Well there you go, you just created top-down dynamic programming. We call it top-down because we’re starting at the top of the tree, and constructing our memory (really it’s called a memoization table) as we traverse down the branches. There’s just a few more parts we’re missing, those being the base case and the recursive step. The base case is pretty simple: if our weight is 0, we’ve already achieved our target, so we return 0 M&M’s needed.

Considering the recursive case, we want to think about how we can construct Q(K) from the results of our subproblems. First, we’ll only want to consider using the machines that won’t over do it (i.e. produce more weight than we need). Then, for the remaining machines, we’ll take their value and subtract it from K, leaving us with the remaining weight, and then run a recursive call on that value. From these results, we take the best one, that being the minimum. So something like this:

machines = machines.filter(m => m <= k);
values = machines.map(m => Q(k - m));

Q(k) = 1 + Math.min(...values);

The next key insight is realizing that with this recurrence relation, calls to this function only depend on recursive calls of smaller values. So what if instead of starting from the biggest weight, we started with the smallest base case and built our way up from there? Thus we arrive at the bottom-up approach. Bottom-up is typically non-recursive, which makes it more efficient by not consuming as much call stack memory.
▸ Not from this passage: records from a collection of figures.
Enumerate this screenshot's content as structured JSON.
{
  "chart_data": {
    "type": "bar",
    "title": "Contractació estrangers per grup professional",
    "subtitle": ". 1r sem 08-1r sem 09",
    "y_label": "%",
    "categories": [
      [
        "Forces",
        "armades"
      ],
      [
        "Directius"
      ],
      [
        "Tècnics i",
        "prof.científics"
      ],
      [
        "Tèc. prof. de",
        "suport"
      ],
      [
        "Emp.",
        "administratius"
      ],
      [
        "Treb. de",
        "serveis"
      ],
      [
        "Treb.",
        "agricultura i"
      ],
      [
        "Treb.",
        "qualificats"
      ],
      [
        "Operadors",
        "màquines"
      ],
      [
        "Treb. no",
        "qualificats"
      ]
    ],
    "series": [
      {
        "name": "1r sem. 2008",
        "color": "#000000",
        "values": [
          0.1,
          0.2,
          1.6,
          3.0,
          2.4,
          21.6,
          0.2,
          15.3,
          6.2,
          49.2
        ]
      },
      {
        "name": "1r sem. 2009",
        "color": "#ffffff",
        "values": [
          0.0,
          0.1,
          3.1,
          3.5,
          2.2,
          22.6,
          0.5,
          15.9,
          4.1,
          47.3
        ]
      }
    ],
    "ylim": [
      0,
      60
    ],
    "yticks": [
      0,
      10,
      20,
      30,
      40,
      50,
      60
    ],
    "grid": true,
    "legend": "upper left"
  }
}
Part 2: How to totally misunderstand the point of dynamic programming

1. Use Top-Down DP Without Memoization

This is one of the most obvious signs that you don’t actually understand dynamic programming. Top-down DP without memoization is just backtracking, meaning you are performing every recursive call all the way through without saving the results of your repeated work. This usually results in an exponential rather than polynomial runtime. I actually did this in an interview once. Never again.
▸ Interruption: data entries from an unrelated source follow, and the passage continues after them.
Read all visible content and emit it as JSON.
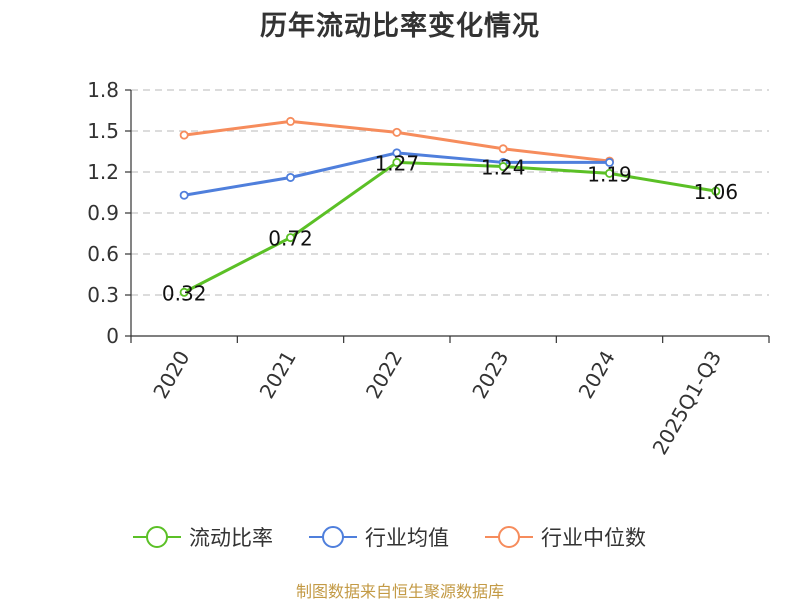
{
  "chart_data": {
    "type": "line",
    "title": "历年流动比率变化情况",
    "categories": [
      "2020",
      "2021",
      "2022",
      "2023",
      "2024",
      "2025Q1-Q3"
    ],
    "ylim": [
      0,
      1.8
    ],
    "yticks": [
      "0",
      "0.3",
      "0.6",
      "0.9",
      "1.2",
      "1.5",
      "1.8"
    ],
    "grid": true,
    "legend_position": "bottom",
    "series": [
      {
        "name": "流动比率",
        "color": "#5bc026",
        "values": [
          0.32,
          0.72,
          1.27,
          1.24,
          1.19,
          1.06
        ],
        "labels": [
          "0.32",
          "0.72",
          "1.27",
          "1.24",
          "1.19",
          "1.06"
        ]
      },
      {
        "name": "行业均值",
        "color": "#4f7fdc",
        "values": [
          1.03,
          1.16,
          1.34,
          1.27,
          1.27,
          null
        ]
      },
      {
        "name": "行业中位数",
        "color": "#f68c5c",
        "values": [
          1.47,
          1.57,
          1.49,
          1.37,
          1.28,
          null
        ]
      }
    ]
  },
  "footer": {
    "source": "制图数据来自恒生聚源数据库"
  }
}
2. Confusing DP with Greedy

Dynamic programming and greedy problems are a lot alike. They both involve making decisions at specific points in an algorithm and collecting the results of those decisions to construct the overall result. But greedy is an optimization of DP that applies in specific cases. Think about whether the decision you’re making is really a decision, or if the answer will always align with some heuristic. If you want money, you take the largest bill; it’s not much of a decision.

3. Assuming you can use DP on any Recursive Problem

Many problems can be broken down into subproblems, but that doesn’t mean you can always use dynamic programming.
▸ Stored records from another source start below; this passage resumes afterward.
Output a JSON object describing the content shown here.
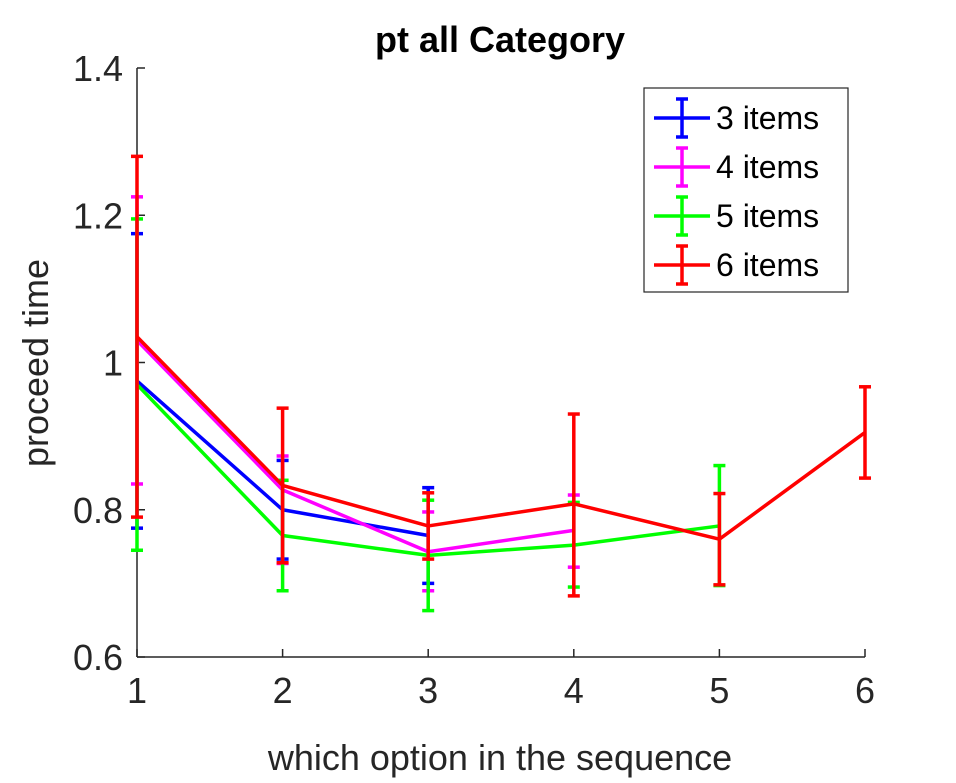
{
  "chart_data": {
    "type": "line",
    "title": "pt all Category",
    "xlabel": "which option in the sequence",
    "ylabel": "proceed time",
    "xlim": [
      1,
      6
    ],
    "ylim": [
      0.6,
      1.4
    ],
    "xticks": [
      "1",
      "2",
      "3",
      "4",
      "5",
      "6"
    ],
    "yticks": [
      "0.6",
      "0.8",
      "1",
      "1.2",
      "1.4"
    ],
    "grid": false,
    "legend_position": "top-right",
    "error_bars": true,
    "series": [
      {
        "name": "3 items",
        "color": "#0000ff",
        "x": [
          1,
          2,
          3
        ],
        "y": [
          0.975,
          0.8,
          0.765
        ],
        "err_low": [
          0.775,
          0.733,
          0.7
        ],
        "err_high": [
          1.175,
          0.867,
          0.83
        ]
      },
      {
        "name": "4 items",
        "color": "#ff00ff",
        "x": [
          1,
          2,
          3,
          4
        ],
        "y": [
          1.03,
          0.827,
          0.743,
          0.772
        ],
        "err_low": [
          0.835,
          0.727,
          0.69,
          0.722
        ],
        "err_high": [
          1.225,
          0.873,
          0.797,
          0.82
        ]
      },
      {
        "name": "5 items",
        "color": "#00ff00",
        "x": [
          1,
          2,
          3,
          4,
          5
        ],
        "y": [
          0.97,
          0.765,
          0.738,
          0.752,
          0.778
        ],
        "err_low": [
          0.745,
          0.69,
          0.663,
          0.695,
          0.697
        ],
        "err_high": [
          1.195,
          0.84,
          0.813,
          0.81,
          0.86
        ]
      },
      {
        "name": "6 items",
        "color": "#ff0000",
        "x": [
          1,
          2,
          3,
          4,
          5,
          6
        ],
        "y": [
          1.035,
          0.833,
          0.778,
          0.808,
          0.76,
          0.905
        ],
        "err_low": [
          0.79,
          0.728,
          0.733,
          0.683,
          0.698,
          0.843
        ],
        "err_high": [
          1.28,
          0.938,
          0.823,
          0.93,
          0.822,
          0.967
        ]
      }
    ]
  }
}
Here’s an example: Given a graph G, find the longest path from vertex V to vertex W without repeating edges. At first glance, you might think that from each vertex, you have a clear decision point, where you decide which edge to follow, and a clear subproblem of where to go once you’ve reached the next vertex. But here’s the problem. Each vertex is trying to find the longest path to W right? So why wouldn’t it go back through the previous vertex, and then back again, creating an infinitely long path? Path length is what it’s optimizing for after all. The only way we can avoid this is by keeping track of which vertices we’ve already visited. However, this breaks rule 3, that being that subproblems should be solvable independent of one another. If we were to include this data in the memoization, suddenly our memo table becomes a whole lot more complicated.

Conclusion

So yeah, dynamic programming is hard, yada, yada, yada. But like any difficult thing, practice makes perfect. The more patterns you encounter and internalize, the easier it gets. So what are you doing still doing here?